Politicians and pundits who claimed “Russian Bots” were at fault for numerous Twitter hashtags had no evidence to prove their claims—and yet Twitter was pressured to take them on faith.
- Twitter CEO Elon Musk and several independent journalists continue to collaborate in a months-long effort to release information about the social media website’s censorship efforts and collaboration with government agencies.
- On Thursday, Matt Taibbi released the newest edition of the Twitter Files, showing that the “RussiaGate” investigation pushed by the media and politicians was being used to make claims that “Russian Bots” were promoting lies through Twitter hashtags, without evidence.
- “At a crucial moment in a years-long furor, Democrats denounced a report about flaws in the Trump-Russia investigation, saying it was boosted by Russian bots and trolls,” says Taibbi.
- See our previous coverage on Part 1, Part 2, Parts 3-5, Part 6, Part 7, Parts 8-10, Parts 11-12, and Part 13.
Breaking Down Part 14
The years long “RussiaGate” investigation by the Department of Justice ended with the publication of the Mueller Report in April 2019, after three years of allegations that President Donald Trump had collaborated with Russians to rig the 2016 elections in his favor or otherwise benefit from Russian state assistance to change the outcome of the election.
As Taibbi reported in his last part, Twitter was pressured by the government to find evidence of Russian election meddling by the Intel Committees, acting against accounts that nearly every government agency asked for.

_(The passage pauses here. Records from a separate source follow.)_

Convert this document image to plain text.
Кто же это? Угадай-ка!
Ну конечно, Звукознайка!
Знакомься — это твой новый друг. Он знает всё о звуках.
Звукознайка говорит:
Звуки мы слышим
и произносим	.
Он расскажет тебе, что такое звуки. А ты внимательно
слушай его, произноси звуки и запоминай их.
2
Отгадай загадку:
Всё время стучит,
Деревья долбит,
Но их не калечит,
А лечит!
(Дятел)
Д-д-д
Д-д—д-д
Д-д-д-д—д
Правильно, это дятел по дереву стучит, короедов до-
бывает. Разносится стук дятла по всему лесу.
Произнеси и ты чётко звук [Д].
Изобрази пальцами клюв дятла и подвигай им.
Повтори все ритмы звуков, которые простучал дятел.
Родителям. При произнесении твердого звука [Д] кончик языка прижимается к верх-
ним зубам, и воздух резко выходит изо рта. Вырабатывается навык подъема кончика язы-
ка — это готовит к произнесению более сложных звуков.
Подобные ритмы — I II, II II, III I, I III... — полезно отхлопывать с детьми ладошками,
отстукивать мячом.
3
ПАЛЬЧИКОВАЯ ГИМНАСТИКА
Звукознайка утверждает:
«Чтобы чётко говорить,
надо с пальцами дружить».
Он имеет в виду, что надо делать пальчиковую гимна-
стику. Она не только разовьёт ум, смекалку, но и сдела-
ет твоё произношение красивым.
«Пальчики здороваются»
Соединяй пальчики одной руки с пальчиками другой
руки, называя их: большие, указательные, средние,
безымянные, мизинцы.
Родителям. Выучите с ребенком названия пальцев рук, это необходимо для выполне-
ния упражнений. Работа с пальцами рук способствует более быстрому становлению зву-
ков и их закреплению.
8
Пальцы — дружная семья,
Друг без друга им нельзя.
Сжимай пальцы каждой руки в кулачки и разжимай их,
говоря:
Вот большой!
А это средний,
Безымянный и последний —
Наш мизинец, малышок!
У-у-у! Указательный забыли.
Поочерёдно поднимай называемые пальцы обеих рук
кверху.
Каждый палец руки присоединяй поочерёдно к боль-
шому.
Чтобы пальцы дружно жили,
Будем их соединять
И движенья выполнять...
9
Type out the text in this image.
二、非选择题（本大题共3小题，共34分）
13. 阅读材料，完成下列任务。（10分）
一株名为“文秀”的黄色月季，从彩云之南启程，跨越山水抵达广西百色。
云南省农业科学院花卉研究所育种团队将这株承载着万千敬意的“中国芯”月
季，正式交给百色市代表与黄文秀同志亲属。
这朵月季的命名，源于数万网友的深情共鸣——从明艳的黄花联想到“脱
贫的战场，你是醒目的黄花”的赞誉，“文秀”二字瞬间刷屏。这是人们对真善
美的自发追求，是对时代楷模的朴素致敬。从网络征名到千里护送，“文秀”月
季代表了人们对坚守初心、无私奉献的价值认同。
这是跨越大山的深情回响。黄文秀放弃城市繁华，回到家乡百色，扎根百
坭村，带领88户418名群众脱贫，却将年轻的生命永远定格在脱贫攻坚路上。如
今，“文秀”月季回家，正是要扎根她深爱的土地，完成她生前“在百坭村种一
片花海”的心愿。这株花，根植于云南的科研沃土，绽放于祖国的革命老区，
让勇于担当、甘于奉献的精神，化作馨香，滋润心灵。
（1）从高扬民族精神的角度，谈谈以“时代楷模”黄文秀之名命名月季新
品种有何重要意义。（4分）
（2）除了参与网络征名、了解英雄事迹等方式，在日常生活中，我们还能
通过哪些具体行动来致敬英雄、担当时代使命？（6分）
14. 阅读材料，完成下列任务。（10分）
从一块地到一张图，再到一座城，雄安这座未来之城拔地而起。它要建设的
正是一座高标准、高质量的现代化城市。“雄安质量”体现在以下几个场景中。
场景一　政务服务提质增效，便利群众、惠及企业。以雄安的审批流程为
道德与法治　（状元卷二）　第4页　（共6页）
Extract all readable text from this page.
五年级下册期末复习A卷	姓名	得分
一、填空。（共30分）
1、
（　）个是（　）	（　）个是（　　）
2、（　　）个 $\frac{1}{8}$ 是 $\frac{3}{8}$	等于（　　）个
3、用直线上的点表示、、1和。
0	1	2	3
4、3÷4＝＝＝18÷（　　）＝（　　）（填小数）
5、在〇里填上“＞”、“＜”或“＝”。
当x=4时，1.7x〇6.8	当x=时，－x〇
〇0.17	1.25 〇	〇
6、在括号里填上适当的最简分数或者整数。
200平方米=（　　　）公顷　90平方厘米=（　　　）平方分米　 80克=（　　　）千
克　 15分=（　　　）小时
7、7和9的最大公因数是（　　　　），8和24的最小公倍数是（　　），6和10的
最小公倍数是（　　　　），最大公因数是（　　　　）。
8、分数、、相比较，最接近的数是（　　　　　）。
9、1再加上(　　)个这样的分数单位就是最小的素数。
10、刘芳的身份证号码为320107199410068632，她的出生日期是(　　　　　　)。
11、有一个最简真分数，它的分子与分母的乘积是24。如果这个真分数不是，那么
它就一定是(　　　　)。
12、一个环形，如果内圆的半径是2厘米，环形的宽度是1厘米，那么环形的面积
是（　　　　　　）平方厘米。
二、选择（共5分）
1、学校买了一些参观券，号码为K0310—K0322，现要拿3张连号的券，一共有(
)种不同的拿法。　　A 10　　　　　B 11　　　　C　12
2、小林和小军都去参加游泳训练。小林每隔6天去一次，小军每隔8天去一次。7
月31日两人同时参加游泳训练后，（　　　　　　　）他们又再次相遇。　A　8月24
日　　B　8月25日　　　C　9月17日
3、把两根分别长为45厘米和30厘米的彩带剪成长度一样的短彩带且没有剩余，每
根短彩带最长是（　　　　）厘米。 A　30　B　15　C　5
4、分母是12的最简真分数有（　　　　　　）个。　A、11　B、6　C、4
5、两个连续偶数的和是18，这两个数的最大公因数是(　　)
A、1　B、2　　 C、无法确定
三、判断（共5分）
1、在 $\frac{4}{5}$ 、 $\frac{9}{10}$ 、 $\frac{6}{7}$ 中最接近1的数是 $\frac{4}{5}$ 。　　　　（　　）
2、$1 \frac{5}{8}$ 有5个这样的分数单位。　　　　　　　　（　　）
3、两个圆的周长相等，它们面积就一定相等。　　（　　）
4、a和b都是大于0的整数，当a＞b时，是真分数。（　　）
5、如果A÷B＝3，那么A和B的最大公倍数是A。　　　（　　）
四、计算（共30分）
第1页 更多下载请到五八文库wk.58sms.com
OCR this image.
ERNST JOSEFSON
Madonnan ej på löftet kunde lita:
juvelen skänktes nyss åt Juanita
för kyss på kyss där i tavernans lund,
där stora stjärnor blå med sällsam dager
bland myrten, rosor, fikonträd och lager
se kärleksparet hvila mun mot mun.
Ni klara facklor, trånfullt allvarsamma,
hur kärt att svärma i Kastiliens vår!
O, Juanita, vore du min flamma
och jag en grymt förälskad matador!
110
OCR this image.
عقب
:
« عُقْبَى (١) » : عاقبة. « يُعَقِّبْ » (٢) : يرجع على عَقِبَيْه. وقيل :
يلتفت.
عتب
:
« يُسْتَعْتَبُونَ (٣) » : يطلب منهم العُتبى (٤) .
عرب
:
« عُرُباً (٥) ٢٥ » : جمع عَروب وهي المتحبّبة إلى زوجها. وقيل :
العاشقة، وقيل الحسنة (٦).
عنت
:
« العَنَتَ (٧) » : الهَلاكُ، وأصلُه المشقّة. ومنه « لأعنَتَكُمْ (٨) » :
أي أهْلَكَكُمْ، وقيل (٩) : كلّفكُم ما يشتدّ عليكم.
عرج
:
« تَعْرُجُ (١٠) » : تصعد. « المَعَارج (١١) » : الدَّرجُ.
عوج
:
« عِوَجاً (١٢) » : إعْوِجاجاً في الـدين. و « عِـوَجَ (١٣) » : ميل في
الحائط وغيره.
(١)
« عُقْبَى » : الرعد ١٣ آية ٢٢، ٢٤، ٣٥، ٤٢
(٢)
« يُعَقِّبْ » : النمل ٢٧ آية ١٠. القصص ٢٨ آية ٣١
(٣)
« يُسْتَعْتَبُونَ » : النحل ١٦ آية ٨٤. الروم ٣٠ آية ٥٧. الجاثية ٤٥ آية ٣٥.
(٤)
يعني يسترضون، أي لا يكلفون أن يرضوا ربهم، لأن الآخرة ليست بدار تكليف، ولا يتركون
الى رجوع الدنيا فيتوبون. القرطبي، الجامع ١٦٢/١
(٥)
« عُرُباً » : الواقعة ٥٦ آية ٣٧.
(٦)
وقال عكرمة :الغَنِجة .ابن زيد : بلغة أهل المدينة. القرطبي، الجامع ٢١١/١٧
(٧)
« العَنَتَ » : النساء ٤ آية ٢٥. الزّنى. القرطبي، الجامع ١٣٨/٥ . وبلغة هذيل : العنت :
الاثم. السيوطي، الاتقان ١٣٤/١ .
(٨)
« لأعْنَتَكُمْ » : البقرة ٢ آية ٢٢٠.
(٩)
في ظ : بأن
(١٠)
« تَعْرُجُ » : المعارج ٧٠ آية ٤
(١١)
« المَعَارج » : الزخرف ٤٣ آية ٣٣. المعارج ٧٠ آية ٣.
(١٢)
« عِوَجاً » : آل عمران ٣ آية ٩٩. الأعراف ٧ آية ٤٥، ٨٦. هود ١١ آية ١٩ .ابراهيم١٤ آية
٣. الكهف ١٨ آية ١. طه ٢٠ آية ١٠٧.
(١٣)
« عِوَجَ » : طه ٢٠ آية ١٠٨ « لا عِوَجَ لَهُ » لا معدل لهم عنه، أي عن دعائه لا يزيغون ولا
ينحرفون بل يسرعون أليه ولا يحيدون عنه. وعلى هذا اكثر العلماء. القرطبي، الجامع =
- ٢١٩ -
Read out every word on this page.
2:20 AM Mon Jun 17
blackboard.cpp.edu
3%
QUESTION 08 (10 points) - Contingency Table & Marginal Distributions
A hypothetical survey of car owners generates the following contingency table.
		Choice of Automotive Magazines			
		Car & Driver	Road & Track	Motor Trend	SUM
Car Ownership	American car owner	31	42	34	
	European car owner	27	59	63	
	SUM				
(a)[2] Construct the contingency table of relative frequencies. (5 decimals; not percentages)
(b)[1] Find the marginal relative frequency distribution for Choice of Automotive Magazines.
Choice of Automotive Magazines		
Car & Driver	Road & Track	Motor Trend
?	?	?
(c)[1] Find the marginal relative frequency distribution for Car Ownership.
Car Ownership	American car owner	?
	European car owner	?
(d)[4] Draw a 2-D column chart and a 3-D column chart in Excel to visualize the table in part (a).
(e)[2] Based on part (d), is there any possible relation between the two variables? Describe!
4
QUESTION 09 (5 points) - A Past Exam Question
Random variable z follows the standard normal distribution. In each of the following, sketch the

Twitter’s claims that Russian actors were not using the platform were ignored, and the government’s claims would intensify going forward.
“On January 18th, 2018, Republican Devin Nunes submitted a classified memo to the House Intel Committee detailing abuses by the FBI in obtaining FISA surveillance authority against Trump-connected figures, including the crucial role played by the infamous ‘Steele Dossier’. The Nunes assertions would virtually all be verified in a report by Justice Department Inspector General Michael Horowitz in December 2019,” says Taibbi.
Representative Nunes’ memo was roundly dismissed by the media as a “joke” but didn’t stop the hashtag #ReleasetheMemo from circulating on social media. Senator Dianne Feinstein (D-CA), Congressman Adam Schiff (D-CA), and other leading investigators condemned the hashtag as being promoted by Russian actors, trolls, or bot accounts.
Internally, Twitter’s Trust and Safety saw no evidence of this. Yoel Roth sent messages saying, “I just reviewed the accounts that posted the first 50 tweets with #releasethememo, and… none show any signs of affiliation to Russia. We investigated and found that engagement was overwhelmingly organic.”
It became clear that investigators were pushing Twitter to see how far they could push them for concessions. Twitter slowly began to stop pushing back against the claims. Claims of Russian bots began to be used against any hashtag that the intel committee could claim was being falsely astroturfed by hostile nations, no matter how organic the trends were.
“Execs eventually grew frustrated over what they saw as a circular process—presented with claims of Russian activity, even when denied, led to more claims,” says Taibbi. “As a result, reporters from the AP to Politico to NBC to Rolling Stone continued to hammer the ‘Russian bots’ theme, despite a total lack of evidence.”
“Schiff and the Democrats falsely claimed Russians were behind the Release the Memo hashtag, all my investigative work… By spreading the Russia collusion hoax, they instigated one of the greatest outbreaks of mass delusion in U.S. history,” says Nunes.